‘You’d like to see my beard, I expect,’ remarked his host, as they stepped across the threshold. ‘Well, there it is.’ He waved a careless hand towards the centre of the oak-raftered room, where, in a flower-pot that stood in the middle of the table, a grey beard flourished.

Mr. Pardoe scratched his head: sure proof that he was feeling more at home. ‘Now I can’t quite place that,’ he said, reverting to the idea that he was in a dream. ‘The dancing shoes were from Hans Andersen, but this for the moment eludes me.’

‘It’s a good growth,’ said the beard’s owner. ‘Never gives any trouble. Great advantage, not wearing it on the chin. Some of my clients don’t care about a bearded tailor. And to those who do, I say: Step inside. A place for everything and everything in its place, and the place for my beard is the parlour. Very quiet and well-behaved, and drinks far less water than an aspidistra. If it sings too loud I just snip it down a bit with me scissors.’

‘The Singing Beard,’ mused Mr. Pardoe. ‘That must be a public-house sign I’ve come across somewhere.’

‘Now,’ urged the genial tailor, ‘what about a little refreshment. Or would you rather I set about that suit of clothes first?’

The eyes of the abandoned Pardoe sparkled. He visioned a wineglass, the size of a milking-pail, filled with champagne. He felt it against his lips, felt it slip down his dry throat, and sink into his innermost being like a benediction.... He looked at his host with a little shamefaced smile. ‘Well, if it’s all the same to you ... if you’ll excuse my rather unconventional appearance....’
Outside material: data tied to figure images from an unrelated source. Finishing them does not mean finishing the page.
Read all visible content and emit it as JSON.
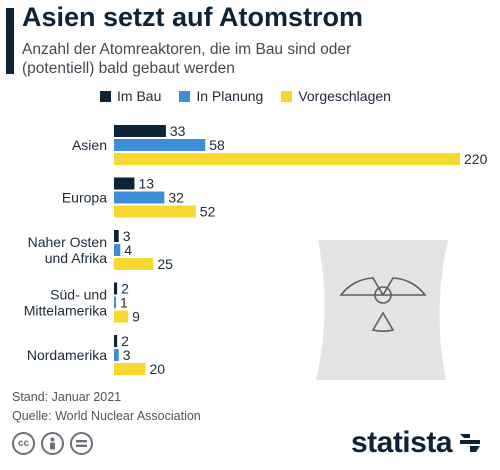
{
  "header": {
    "title": "Asien setzt auf Atomstrom",
    "subtitle": "Anzahl der Atomreaktoren, die im Bau sind oder (potentiell) bald gebaut werden"
  },
  "colors": {
    "im_bau": "#0f2337",
    "in_planung": "#3d8ed6",
    "vorgeschlagen": "#f7d730",
    "illustration": "#e4e4e4",
    "illustration_stroke": "#5a5f66"
  },
  "legend": {
    "im_bau": "Im Bau",
    "in_planung": "In Planung",
    "vorgeschlagen": "Vorgeschlagen"
  },
  "chart_data": {
    "type": "bar",
    "orientation": "horizontal",
    "categories": [
      "Asien",
      "Europa",
      "Naher Osten und Afrika",
      "Süd- und Mittelamerika",
      "Nordamerika"
    ],
    "category_lines": [
      [
        "Asien"
      ],
      [
        "Europa"
      ],
      [
        "Naher Osten",
        "und Afrika"
      ],
      [
        "Süd- und",
        "Mittelamerika"
      ],
      [
        "Nordamerika"
      ]
    ],
    "series": [
      {
        "name": "Im Bau",
        "values": [
          33,
          13,
          3,
          2,
          2
        ]
      },
      {
        "name": "In Planung",
        "values": [
          58,
          32,
          4,
          1,
          3
        ]
      },
      {
        "name": "Vorgeschlagen",
        "values": [
          220,
          52,
          25,
          9,
          20
        ]
      }
    ],
    "xlim": [
      0,
      220
    ],
    "grid": false,
    "legend_position": "top"
  },
  "footer": {
    "stand": "Stand: Januar 2021",
    "quelle": "Quelle: World Nuclear Association"
  },
  "license_icons": [
    "cc-icon",
    "person-icon",
    "equals-icon"
  ],
  "brand": "statista"
}
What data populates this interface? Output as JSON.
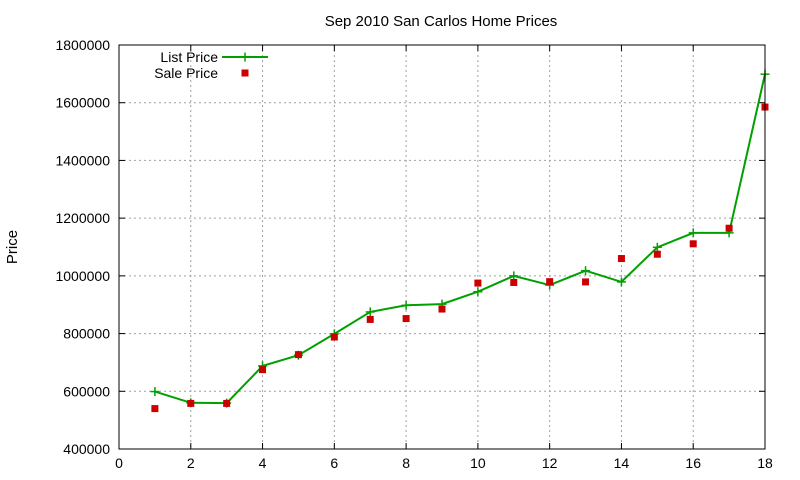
{
  "chart_data": {
    "type": "line",
    "title": "Sep 2010 San Carlos Home Prices",
    "xlabel": "",
    "ylabel": "Price",
    "xlim": [
      0,
      18
    ],
    "ylim": [
      400000,
      1800000
    ],
    "xticks": [
      "0",
      "2",
      "4",
      "6",
      "8",
      "10",
      "12",
      "14",
      "16",
      "18"
    ],
    "yticks": [
      "400000",
      "600000",
      "800000",
      "1000000",
      "1200000",
      "1400000",
      "1600000",
      "1800000"
    ],
    "grid": true,
    "legend_position": "top-left",
    "x": [
      1,
      2,
      3,
      4,
      5,
      6,
      7,
      8,
      9,
      10,
      11,
      12,
      13,
      14,
      15,
      16,
      17,
      18
    ],
    "series": [
      {
        "name": "List Price",
        "type": "line",
        "color": "#00a000",
        "values": [
          599000,
          560000,
          559000,
          688000,
          725000,
          799000,
          875000,
          898000,
          902000,
          945000,
          1000000,
          968000,
          1018000,
          979000,
          1099000,
          1149000,
          1149000,
          1699000
        ]
      },
      {
        "name": "Sale Price",
        "type": "scatter",
        "color": "#cc0000",
        "values": [
          540000,
          558000,
          558000,
          675000,
          727000,
          788000,
          849000,
          852000,
          885000,
          975000,
          977000,
          980000,
          979000,
          1060000,
          1075000,
          1111000,
          1165000,
          1585000
        ]
      }
    ]
  }
}
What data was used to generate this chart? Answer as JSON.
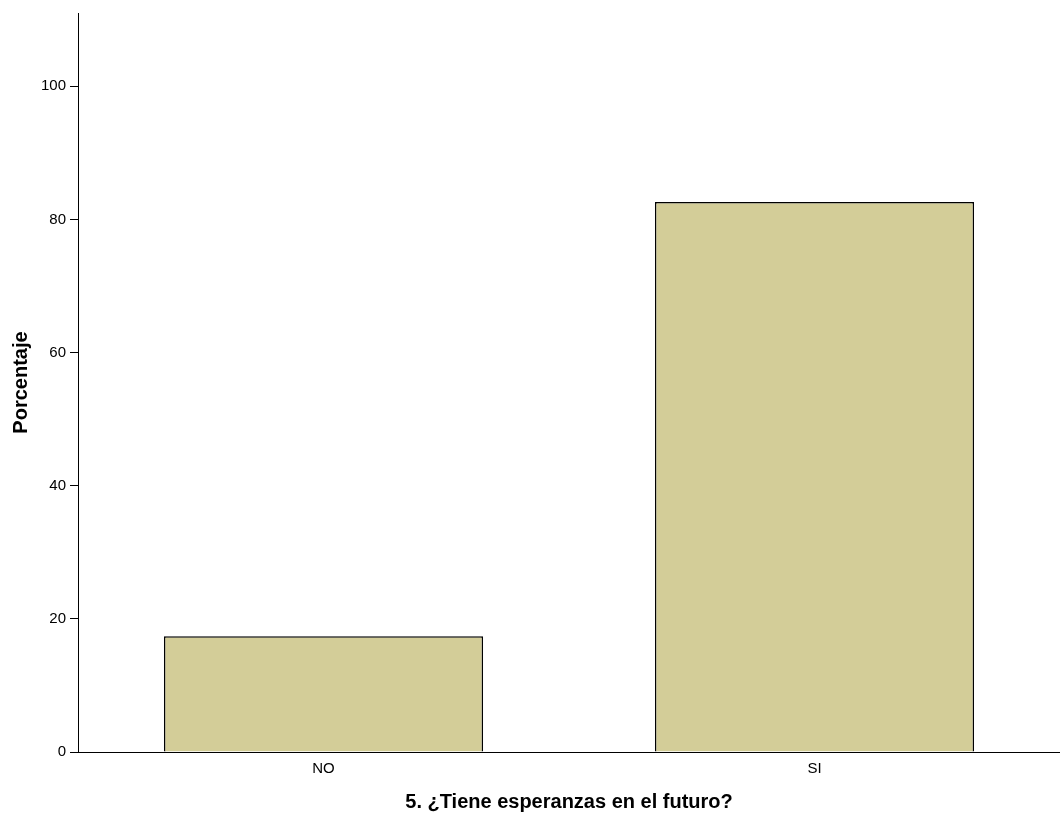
{
  "chart_data": {
    "type": "bar",
    "xlabel": "5. ¿Tiene esperanzas en el futuro?",
    "ylabel": "Porcentaje",
    "categories": [
      "NO",
      "SI"
    ],
    "values": [
      17.4,
      82.6
    ],
    "color": "#d3cd98",
    "ylim": [
      0,
      111
    ],
    "yticks": [
      0,
      20,
      40,
      60,
      80,
      100
    ],
    "grid": false,
    "legend": false
  }
}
‘Come down to the cellar,’ cried his friend, taking him by the arm, ‘the Cellar of a Thousand Bottles.’ Still gripping Mr. Pardoe, he stamped thirstily on the floor. A trapdoor opened. They shot into the cellar with lightning speed, and before he could remember his manners Mr. Pardoe was knocking the tops off bottles with a skill that in cooler moments would have astounded him.

‘There you are!’ cried the little tailor. ‘Greenwich Time on every label. Look for our trademark and refuse imitations.’ He drank copious draughts. He became confidential, even affectionate. ‘Now that’s the difference between you and me. Your name’s Pardoe. That just shews the difference between you and me. Now my name’s Dionysus,’ he went on, with a radiant smile. ‘It’s a good name. And me father’s name was Dionysus before me. But me grandfather—ah, that’s another story.’

‘And what, my little man, was your grandfather’s name?’ enquired Mr. Pardoe, waving his glass in air.

‘Oh, me grandfather? Were you asking after me grandfather? Ah, his name, don’t you see, was Dionysus. They distinguished us one from the other by our trades. We were tailors, you know, all three of us.’